De plus en plus de consommateurs cherchent à adopter une alimentation plus locale : consommer en circuits courts, acheter français, acheter régional. Derrière cette tendance, plusieurs raisons : les consommateurs veulent protéger leur santé, mais aussi protéger la planète. Le problème, c’est que consommer local n’est pas toujours écolo ! Explications.

L’alimentation est en pleine révolution. De plus en plus de consommateurs cherchent à redéfinir la façon dont ils se nourrissent pour être à la fois plus écolo, plus responsable, en meilleure santé… Par exemple, de nouveaux circuits de distribution se développent pour proposer des produits alimentaires alternatifs à ce qu’on trouve en grande surface : plus de produits écolo, plus de produits locaux.

Le « consommer local » devient d’ailleurs une vraie tendance auprès de certains consommateurs, qui se fournissent de plus en plus chez les producteurs régionaux, qui achètent uniquement du made in France. Bien souvent, l’argument de ces consommateurs est le suivant : consommer local, c’est bon pour la planète. Le problème, c’est que cette déclaration est loin d’être toujours vraie.

Consommer local, c’est consommer écologique ?

Avant toute chose, il faut préciser que d’une manière générale, consommer local est souvent plus écologique.
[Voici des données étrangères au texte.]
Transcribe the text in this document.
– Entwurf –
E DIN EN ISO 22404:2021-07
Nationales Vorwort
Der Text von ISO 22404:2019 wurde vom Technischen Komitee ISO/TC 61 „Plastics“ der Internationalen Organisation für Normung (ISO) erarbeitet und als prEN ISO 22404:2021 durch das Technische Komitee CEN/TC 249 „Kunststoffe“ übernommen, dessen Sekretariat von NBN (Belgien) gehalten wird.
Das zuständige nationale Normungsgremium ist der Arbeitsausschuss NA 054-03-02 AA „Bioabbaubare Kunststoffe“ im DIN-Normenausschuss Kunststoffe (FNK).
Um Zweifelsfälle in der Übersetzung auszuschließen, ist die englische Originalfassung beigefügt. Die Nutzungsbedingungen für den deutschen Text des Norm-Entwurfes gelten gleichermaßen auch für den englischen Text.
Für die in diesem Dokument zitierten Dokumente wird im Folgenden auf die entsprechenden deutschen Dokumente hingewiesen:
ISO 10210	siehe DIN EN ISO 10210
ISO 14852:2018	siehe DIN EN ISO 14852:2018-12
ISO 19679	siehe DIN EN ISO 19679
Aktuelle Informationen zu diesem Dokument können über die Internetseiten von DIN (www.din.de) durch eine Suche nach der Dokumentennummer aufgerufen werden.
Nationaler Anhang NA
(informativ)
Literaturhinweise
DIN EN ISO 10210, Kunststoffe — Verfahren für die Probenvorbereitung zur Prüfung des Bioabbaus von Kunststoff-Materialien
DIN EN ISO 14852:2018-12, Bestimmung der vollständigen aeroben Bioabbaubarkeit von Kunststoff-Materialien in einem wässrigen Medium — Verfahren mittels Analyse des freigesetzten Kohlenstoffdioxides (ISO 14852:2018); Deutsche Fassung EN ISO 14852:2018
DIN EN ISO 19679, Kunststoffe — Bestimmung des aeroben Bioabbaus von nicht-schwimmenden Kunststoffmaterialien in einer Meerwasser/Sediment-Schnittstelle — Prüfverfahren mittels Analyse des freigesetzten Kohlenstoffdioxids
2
Lorsque l’on consomme un aliment produit localement, on évite de nombreuses pollutions inutiles : le transport notamment mais aussi la conservation. Si un produit a fait le tour du monde avant d’atterrir dans votre assiette, il y a de grande chance qu’il ait émis pas mal de CO2 sur le chemin, en étant transporté par avion, par cargo ou par camion. Par exemple, si l’on consomme 1 kg de carottes cultivées en Afrique du Sud, leur transport jusqu’à la France a émis environ 5 kg de CO2.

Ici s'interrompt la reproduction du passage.